BM: You’ve had two amazing and critically lauded collections of short stories. Do you feel pressure to write a novel?
GS: I sometimes do. I just finished reading Appointment in Samarra and Revolutionary Road and those really made me want to write a novel—they’re such beautiful, complicated books, and they show America in so much wonderful detail. My main problem is a very small intersection-set between (1) the abilities it takes to write a novel and (2) the abilities I actually have. Working on a story, I have very strong and intuitive opinions. With novels, I have mostly Ideas, which, in my case, are deadly. I seem decent at compressing, but not so good at elaborating. So for now, I’m just allowing myself to do what I love, which is write stories. The one thing I would love to do in a novel is show the world as a big, stunning, contradiction: to show Truth A in all its glory, then show Truth B (which contradicts Truth A) in all its glory. There’s a beautiful story, which sounds like a joke, because it starts: “Once Tolstoy and Gorky were walking down the street.” As Gorky described it (in a memoir piece he wrote about Tolstoy) this mob of hussars comes walking up the street, and Tolstoy launches into this brilliant bit of polemic about how that sort of young man—brutal, cocksure, militaristic—represents everything that is wrong with Russia. And Gorky was convinced. Then, as the hussars passed in a cloud of tobacco smoke and cologne and leather, etc., Tolstoy spun on his heel and delivered an equal-but-opposite dissertation on why that sort of young man—fully alive, masculine, passionate, spontaneous—was the hope of Russia’s future. And again, Gorky was convinced. That, to me, is art’s highest aspiration: to show that nothing is true and everything is true. To work as a kind of ritual humility, and ritual celebration, of all that is.

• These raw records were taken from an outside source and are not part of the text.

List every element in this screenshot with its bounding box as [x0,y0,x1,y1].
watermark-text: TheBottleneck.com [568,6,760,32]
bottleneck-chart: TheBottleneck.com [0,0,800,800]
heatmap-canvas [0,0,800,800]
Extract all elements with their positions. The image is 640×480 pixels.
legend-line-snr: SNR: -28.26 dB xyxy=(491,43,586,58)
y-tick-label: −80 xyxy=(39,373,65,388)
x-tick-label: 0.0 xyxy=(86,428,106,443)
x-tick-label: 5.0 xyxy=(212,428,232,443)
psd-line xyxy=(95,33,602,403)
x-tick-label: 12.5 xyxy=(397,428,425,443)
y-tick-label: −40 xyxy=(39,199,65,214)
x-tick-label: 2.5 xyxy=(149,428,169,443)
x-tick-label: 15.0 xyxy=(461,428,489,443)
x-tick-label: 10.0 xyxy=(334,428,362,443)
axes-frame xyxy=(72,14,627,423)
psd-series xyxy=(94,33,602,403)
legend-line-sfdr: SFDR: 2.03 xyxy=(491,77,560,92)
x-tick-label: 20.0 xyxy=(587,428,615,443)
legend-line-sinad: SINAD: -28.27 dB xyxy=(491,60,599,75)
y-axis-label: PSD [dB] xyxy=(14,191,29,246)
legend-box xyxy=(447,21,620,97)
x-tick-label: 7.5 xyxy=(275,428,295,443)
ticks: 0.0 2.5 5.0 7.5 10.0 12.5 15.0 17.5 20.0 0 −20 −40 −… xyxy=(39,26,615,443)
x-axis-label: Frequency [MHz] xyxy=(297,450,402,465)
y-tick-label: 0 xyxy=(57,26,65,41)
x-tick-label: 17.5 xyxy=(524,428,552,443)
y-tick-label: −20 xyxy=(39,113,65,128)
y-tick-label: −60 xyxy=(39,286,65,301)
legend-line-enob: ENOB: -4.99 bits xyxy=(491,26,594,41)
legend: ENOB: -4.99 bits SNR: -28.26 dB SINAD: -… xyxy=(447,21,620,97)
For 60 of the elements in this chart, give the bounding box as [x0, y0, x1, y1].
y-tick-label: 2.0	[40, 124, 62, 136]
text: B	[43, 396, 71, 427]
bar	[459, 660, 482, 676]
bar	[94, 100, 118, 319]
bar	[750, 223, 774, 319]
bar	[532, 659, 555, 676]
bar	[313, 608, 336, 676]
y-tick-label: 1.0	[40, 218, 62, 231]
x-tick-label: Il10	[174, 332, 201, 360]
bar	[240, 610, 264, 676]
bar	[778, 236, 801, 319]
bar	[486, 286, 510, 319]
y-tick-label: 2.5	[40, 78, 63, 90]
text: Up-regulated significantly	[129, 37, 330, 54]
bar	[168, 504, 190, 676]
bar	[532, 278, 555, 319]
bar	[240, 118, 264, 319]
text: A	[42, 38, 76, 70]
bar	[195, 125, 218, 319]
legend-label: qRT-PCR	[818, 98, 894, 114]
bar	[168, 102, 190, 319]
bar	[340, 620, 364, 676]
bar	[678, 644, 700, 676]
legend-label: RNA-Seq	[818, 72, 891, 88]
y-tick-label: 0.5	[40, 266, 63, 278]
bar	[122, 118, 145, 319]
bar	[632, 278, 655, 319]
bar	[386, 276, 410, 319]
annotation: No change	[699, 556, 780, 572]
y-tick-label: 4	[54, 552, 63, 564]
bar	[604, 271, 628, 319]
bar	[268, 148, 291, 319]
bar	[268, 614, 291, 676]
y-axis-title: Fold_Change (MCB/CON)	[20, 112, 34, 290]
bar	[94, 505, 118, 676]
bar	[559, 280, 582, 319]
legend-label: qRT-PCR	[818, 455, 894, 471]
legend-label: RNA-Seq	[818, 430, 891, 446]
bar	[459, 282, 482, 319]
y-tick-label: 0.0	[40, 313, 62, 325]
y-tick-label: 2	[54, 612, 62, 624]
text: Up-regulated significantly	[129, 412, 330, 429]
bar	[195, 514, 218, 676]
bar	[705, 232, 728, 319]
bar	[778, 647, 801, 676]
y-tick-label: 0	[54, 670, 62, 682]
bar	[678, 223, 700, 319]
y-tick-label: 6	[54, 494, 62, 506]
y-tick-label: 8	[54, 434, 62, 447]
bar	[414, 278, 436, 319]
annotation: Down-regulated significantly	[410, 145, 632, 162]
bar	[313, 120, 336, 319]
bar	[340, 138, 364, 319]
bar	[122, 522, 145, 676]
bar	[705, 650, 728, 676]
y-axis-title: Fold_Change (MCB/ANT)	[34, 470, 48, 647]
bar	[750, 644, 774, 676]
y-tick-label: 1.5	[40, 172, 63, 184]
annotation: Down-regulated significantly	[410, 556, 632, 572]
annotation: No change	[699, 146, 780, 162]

BM: Like Raymond Carver and Denis Johnson before you, your stories have served as an ideal model—an inspiration—for legions of newcomers. This may be an awkward question, but does being so widely emulated by younger writers change the way you approach what you’re doing?
GS: I don’t really see that. Every so often, someone will send me a story full of funny franchise names, or composed completely of acronyms. But to the extent that it’s true, I’m honored. And it’s funny how, as you get older, and look back at your own work—it seems young. In a good way, but… young. And you remember whom you were channeling or admiring at the time. So I say, anything that gets us going. I remember basically rewriting Red Cavalry by setting it in an oil camp in Indonesia, where I’d once worked. And also rewriting In Our Time, but set in Amarillo, Texas, and Nick had not just come home from war, but was on spring break. And what I felt most acutely, doing those little knockoffs, was how inappropriate and uncomfortable someone else’s stylistic tics were, superimposed on my life. In other words, those imitations helped me realize that there is no Real Life—there is no objective reality. There is just your version of it, and that version has to be in your language. I thought: that voice of Hemingway’s can’t function in a Wal-Mart, on Christmas Eve, when you have an STD and your uncle is drunk and trying to buy an O-Jays record to give to his new girlfriend, a speed-freak waitress. Hence the constant necessity for new voices.